Wondering what a tongue feels like to another person when they kiss yours. Trying to make the color of the sky out of chalk on paper. Wishing I could have gills so I could feel water flow through my neck. Thinking about elevators and who invented them, or the peeling paint on the side of an old house or the rhythm of words pouring out of a singer’s mouth. It is a constant dialogue in my head. Where did all these questions come from? When will I have time to hear all the answers? When will the voice in my head please shut up? And what do I do with all these thousands of bits of paper that have notes and drawings, sketches and ideas? When will I have time to make all this stuff I’m so excited to have thought up?

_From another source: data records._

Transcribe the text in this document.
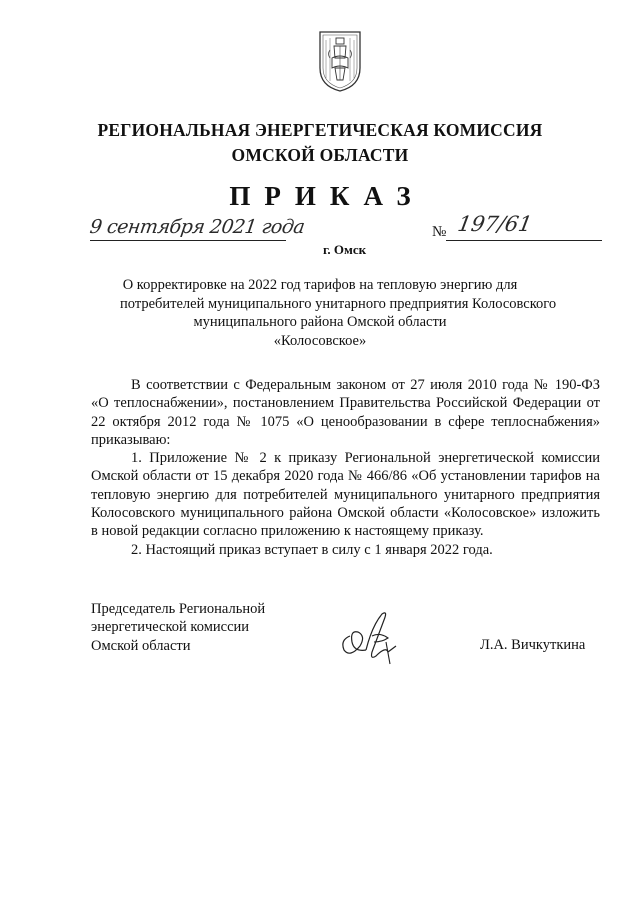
РЕГИОНАЛЬНАЯ ЭНЕРГЕТИЧЕСКАЯ КОМИССИЯ
ОМСКОЙ ОБЛАСТИ
ПРИКАЗ
9 сентября 2021 года	№ 197/61
г. Омск
О корректировке на 2022 год тарифов на тепловую энергию для
потребителей муниципального унитарного предприятия Колосовского
муниципального района Омской области
«Колосовское»

В соответствии с Федеральным законом от 27 июля 2010 года № 190-ФЗ «О теплоснабжении», постановлением Правительства Российской Федерации от 22 октября 2012 года № 1075 «О ценообразовании в сфере теплоснабжения» приказываю:

1. Приложение № 2 к приказу Региональной энергетической комиссии Омской области от 15 декабря 2020 года № 466/86 «Об установлении тарифов на тепловую энергию для потребителей муниципального унитарного предприятия Колосовского муниципального района Омской области «Колосовское» изложить в новой редакции согласно приложению к настоящему приказу.

2. Настоящий приказ вступает в силу с 1 января 2022 года.

Председатель Региональной
энергетической комиссии
Омской области	Л.А. Вичкуткина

I remember seeing the movie “Amadeus”, and thinking the composer Salieri represented my fate in life. I identified with how he felt; aching and pushing to be the best (because he generally loved creating music), but he could never truly release himself to be fully unaware, to be in that moment of pure passion where the music releases itself, effortlessly, from within. I knew his pain, in particular when someone else, who naturally has that ebb and flow, receives accolades we wish were our own. Still, I identified with Amadeus, too, in the way that he didn’t have to think about making music, it just came through him, as if heavenly sent and assured. It was a relief to see these two sides of my brain, the contradictions of my heart, the push-me pull-you of the muse living on screen. I knew at that moment I wasn’t alone in my nutty behaviour. I realized being an artist would be a life of fabulous torture.